While nuclear reactors are usually in sturdy housings, it was not immediately realized that long-term neutron bombardment can embrittle steel. When, for example, ex-Soviet submarine reactors are not given full maintenance or decommissioning, there is a cumulative hazard that steel in the containment, or piping that can reach the core, might lose strength and break. Understanding those effects as a function of radiation type and density can help predict when poorly maintained nuclear facilities might become orders of magnitude more hazardous. "During power operations of light-water-cooled, pressurized water nuclear power reactors, radiation-induced embrittlement will degrade certain mechanical properties important to maintaining the structural integrity of the reactor pressure vessel (RPV). Specifically, fast-neutron (E > 1 MeV) radiation-induced embrittlement of the RPV steel could lead to a compromise of the vessel integrity, under extreme conditions of temperature and pressure, through a reduction in the steel’s fracture toughness. This so-called fast-neutron embrittlement is a complex function of many factors including the neutron fluence, the neutron energy spectrum, and the chemical composition of the steel.

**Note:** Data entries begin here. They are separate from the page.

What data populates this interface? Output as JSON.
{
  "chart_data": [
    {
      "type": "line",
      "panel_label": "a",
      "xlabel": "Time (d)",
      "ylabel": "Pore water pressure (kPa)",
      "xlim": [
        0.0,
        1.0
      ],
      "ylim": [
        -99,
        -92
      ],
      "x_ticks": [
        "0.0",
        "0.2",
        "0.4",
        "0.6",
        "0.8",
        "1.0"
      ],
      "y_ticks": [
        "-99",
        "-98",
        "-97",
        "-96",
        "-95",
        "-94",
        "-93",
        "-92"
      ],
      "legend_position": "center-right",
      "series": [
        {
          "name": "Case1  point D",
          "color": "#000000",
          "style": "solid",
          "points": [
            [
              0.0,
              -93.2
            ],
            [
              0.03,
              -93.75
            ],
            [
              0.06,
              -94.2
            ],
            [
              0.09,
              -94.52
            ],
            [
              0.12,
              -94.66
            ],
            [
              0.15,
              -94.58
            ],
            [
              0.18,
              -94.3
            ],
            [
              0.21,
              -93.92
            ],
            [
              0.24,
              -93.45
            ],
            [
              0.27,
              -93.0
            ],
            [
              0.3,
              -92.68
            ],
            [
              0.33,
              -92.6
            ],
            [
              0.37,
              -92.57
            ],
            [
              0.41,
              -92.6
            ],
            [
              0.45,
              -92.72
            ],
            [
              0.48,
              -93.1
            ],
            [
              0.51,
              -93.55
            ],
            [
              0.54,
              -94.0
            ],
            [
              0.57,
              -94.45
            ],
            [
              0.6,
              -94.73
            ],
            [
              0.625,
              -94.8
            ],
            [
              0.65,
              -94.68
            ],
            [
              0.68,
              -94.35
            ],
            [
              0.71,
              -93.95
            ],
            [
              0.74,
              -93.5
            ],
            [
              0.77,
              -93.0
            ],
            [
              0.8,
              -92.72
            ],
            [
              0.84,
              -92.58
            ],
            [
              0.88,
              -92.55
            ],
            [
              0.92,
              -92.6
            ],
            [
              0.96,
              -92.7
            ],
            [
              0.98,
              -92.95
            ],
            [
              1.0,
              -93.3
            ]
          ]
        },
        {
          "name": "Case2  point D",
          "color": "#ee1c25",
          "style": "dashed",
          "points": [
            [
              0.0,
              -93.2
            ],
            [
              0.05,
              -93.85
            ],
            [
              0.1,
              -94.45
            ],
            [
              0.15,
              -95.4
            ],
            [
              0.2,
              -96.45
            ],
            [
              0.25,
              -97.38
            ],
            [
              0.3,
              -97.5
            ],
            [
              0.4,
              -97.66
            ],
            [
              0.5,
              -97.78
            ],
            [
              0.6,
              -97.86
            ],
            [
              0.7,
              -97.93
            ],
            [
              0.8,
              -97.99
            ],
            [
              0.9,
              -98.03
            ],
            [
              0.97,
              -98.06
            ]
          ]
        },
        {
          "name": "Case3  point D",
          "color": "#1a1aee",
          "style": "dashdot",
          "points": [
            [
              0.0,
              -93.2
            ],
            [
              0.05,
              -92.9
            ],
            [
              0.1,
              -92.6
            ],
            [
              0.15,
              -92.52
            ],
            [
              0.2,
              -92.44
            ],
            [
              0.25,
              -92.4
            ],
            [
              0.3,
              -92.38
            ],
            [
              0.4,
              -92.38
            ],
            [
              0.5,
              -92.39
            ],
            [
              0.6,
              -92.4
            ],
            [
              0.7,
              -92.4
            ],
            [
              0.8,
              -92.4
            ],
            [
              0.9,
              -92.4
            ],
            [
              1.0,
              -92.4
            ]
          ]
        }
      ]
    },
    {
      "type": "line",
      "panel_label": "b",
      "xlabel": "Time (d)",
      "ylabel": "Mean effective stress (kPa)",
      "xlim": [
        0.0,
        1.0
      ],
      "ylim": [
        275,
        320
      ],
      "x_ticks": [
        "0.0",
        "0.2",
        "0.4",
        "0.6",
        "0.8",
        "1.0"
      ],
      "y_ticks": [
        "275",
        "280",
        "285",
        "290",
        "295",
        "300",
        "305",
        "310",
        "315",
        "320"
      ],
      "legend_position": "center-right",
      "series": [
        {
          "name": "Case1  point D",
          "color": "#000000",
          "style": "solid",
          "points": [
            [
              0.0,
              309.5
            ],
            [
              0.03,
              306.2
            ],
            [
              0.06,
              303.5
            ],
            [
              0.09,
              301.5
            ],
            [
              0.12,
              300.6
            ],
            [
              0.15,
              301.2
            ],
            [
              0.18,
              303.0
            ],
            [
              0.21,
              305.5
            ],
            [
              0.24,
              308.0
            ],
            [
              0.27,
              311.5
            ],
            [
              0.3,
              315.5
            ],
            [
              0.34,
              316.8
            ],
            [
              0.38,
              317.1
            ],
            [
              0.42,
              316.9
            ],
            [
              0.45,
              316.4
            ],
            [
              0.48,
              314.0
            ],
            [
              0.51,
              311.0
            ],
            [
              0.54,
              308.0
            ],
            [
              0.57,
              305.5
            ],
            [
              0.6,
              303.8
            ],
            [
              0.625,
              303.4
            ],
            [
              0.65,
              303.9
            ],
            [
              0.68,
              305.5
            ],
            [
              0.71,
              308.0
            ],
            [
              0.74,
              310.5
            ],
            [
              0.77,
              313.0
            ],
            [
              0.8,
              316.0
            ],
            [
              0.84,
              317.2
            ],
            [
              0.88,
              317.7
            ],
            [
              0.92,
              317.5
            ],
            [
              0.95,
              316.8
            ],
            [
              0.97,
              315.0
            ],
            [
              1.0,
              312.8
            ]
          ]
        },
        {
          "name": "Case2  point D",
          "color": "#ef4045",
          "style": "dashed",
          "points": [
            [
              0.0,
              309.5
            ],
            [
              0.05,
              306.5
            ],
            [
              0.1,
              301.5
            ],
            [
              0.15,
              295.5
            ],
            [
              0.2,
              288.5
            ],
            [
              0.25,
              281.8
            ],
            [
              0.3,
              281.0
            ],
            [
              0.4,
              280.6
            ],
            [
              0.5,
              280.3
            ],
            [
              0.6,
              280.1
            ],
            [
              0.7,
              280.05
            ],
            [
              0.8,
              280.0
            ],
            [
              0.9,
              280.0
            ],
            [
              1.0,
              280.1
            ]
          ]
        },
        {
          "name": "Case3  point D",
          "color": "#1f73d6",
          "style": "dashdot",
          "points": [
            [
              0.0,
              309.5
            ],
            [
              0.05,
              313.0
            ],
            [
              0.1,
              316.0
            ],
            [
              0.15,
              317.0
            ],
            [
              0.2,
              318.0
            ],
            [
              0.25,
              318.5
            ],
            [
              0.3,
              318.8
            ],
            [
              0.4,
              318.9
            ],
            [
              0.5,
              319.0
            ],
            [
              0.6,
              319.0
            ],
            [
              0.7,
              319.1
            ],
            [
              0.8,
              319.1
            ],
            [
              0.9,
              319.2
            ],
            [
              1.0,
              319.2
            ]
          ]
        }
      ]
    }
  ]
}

Additional factors may also come into play, such as the neutron fluence-rate, whose effects have not been fully investigated. Because of the obvious safety implications brought about by a potential breach in the pressure vessel’s integrity, the US Nuclear Regulatory Commission (US NRC) has issued requirements designed to help ensure that the structural integrity of the reactor pressure vessel is preserved.". The requirements of this objective, however, assume that the reactor was built to stringent safety factors.

=== Damage to semiconductors ===

Ionizing radiation can destroy or reset semiconductors. There is a difference, however, in damage done by ionizing radiation and by electromagnetic pulse. Electromagnetic Pulse (EMP) MASINT is a discipline that is complementary to nuclear MASINT.